With 22–25% pig iron market share, 19–20% castings share, and leading producer of bearing steel, KFIL is a formidable mid-cap in the Kirloskar family. Post the ISMT merger, tubes alone form 32% of revenues—diversification done right.
But don’t get carried away. While revenues grew at 29% CAGR over 5 years, profit growth has slowed in the last 3 years (-7%). Why? Cyclical margins, high depreciation from new assets, and a tendency to announce ₹800 Cr capex every other quarter like it’s Diwali shopping.
3. Business Model – WTF Do They Even Do?
Pig Iron (31% of sales): Foundry-grade pig iron for auto and engineering. Basically the raw material backbone.

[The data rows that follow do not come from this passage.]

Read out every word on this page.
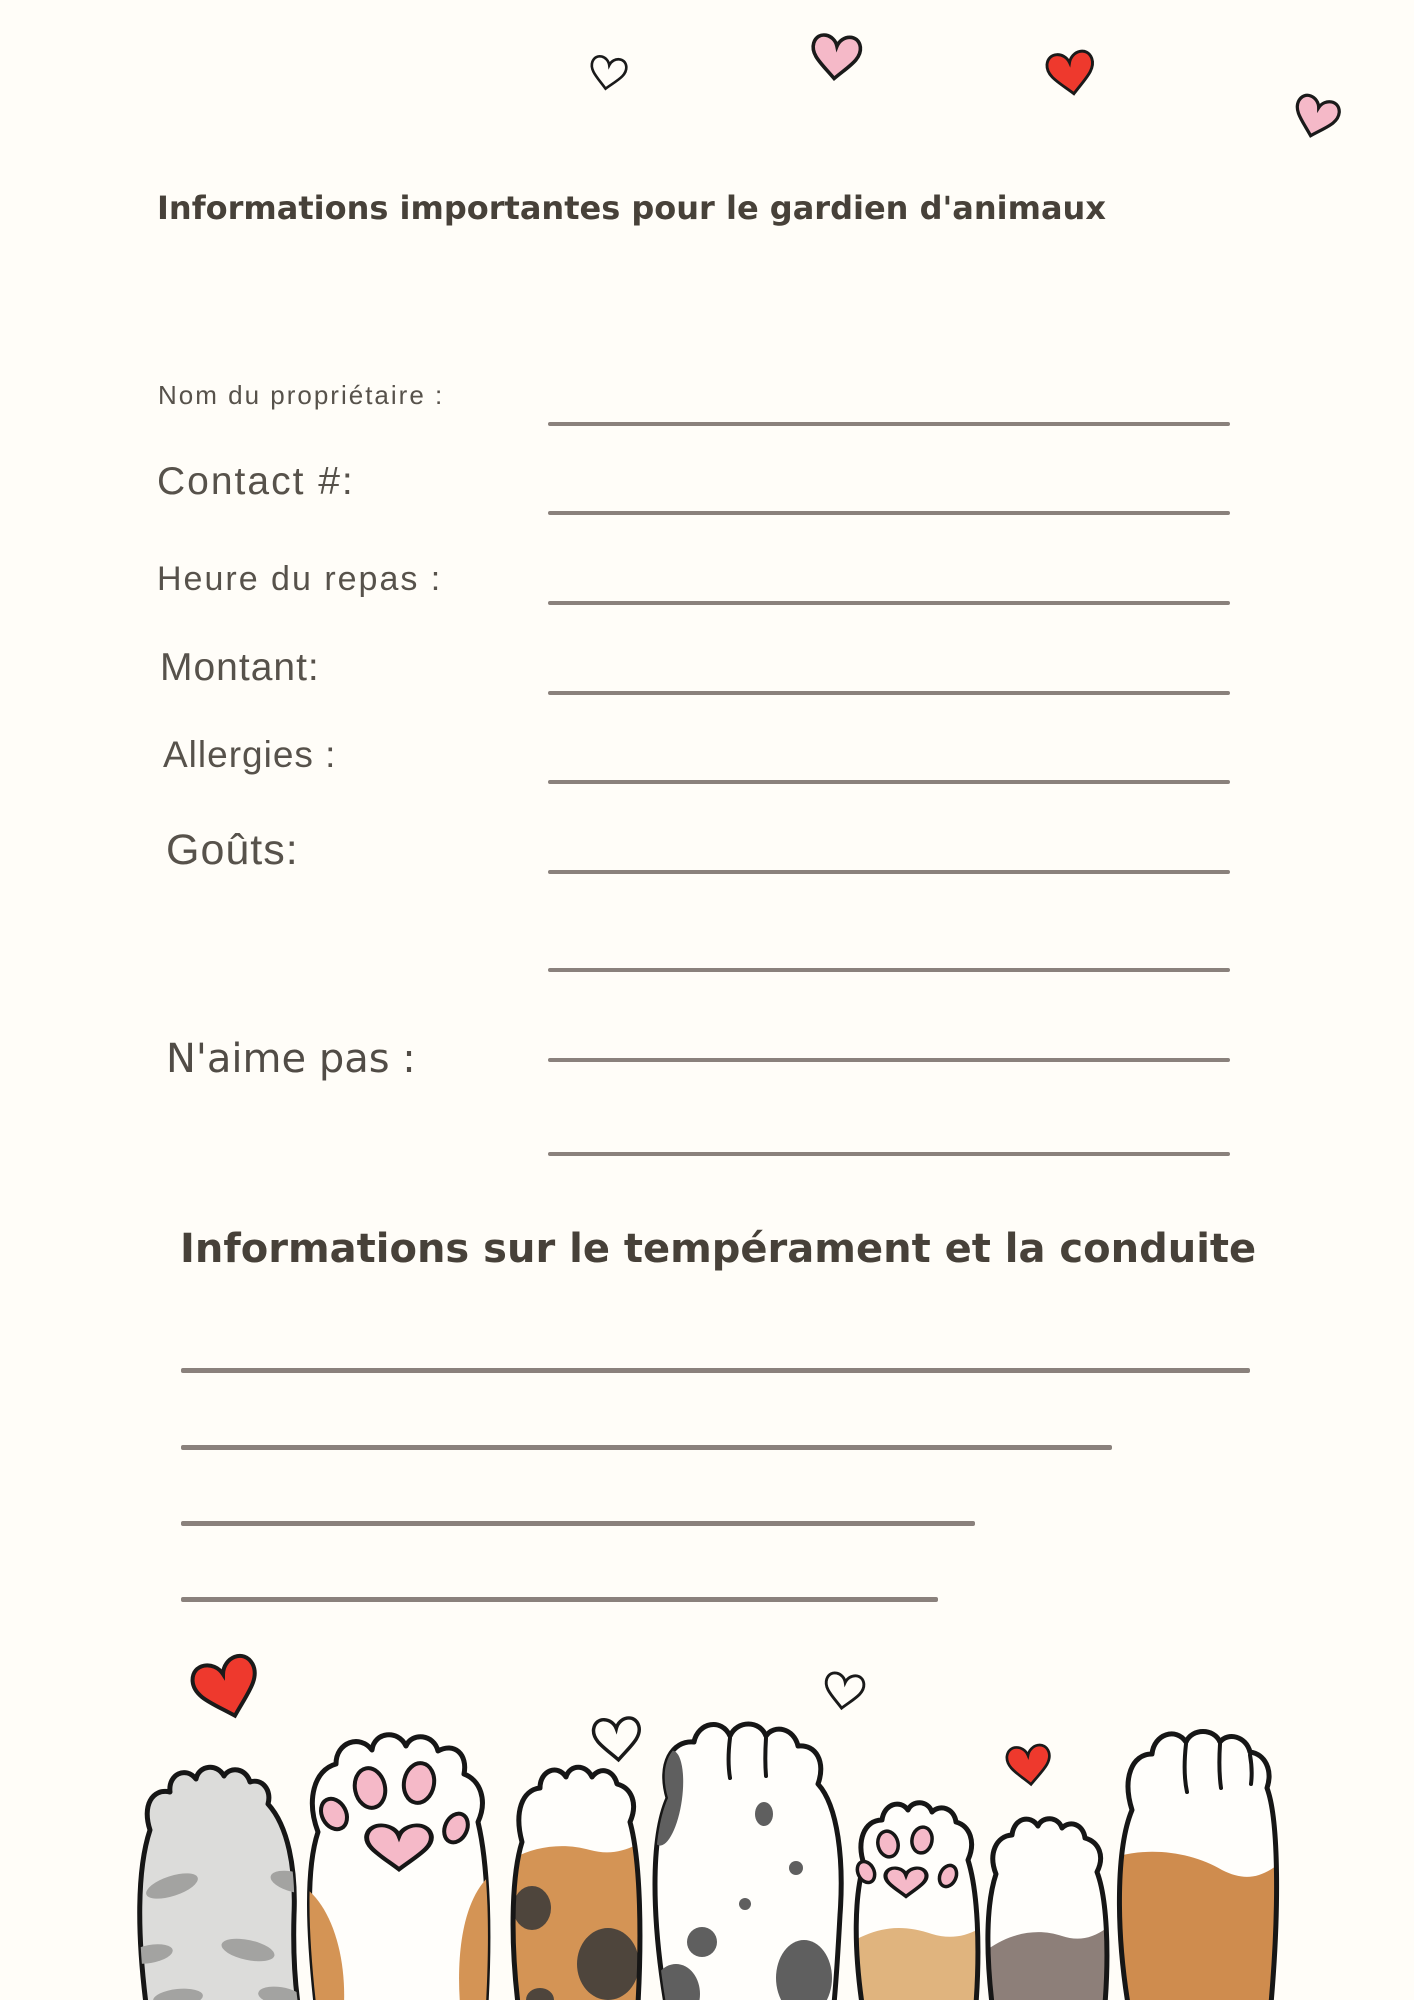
Informations importantes pour le gardien d'animaux
Nom du propriétaire :
Contact #:
Heure du repas :
Montant:
Allergies :
Goûts:
N'aime pas :
Informations sur le tempérament et la conduite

Castings (26%): Cylinder blocks, heads, housings for tractors, CVs, and engines. Customers include top OEMs and Tier-1s.
Steel (8%): Bearing & special steels for auto and fasteners. 76% of this goes to bearing industry.
Seamless Tubes (32%): PQF and Assel mill tubes for oil & gas, mining, defense, and boilers. Biggest revenue driver post ISMT merger.
By-products (3%): Coke, slag, etc. because nothing goes to waste—except maybe investor patience during downturns.
KFIL is now closer to a mini Tata Steel (but with tractors instead of Tata Motors backing it).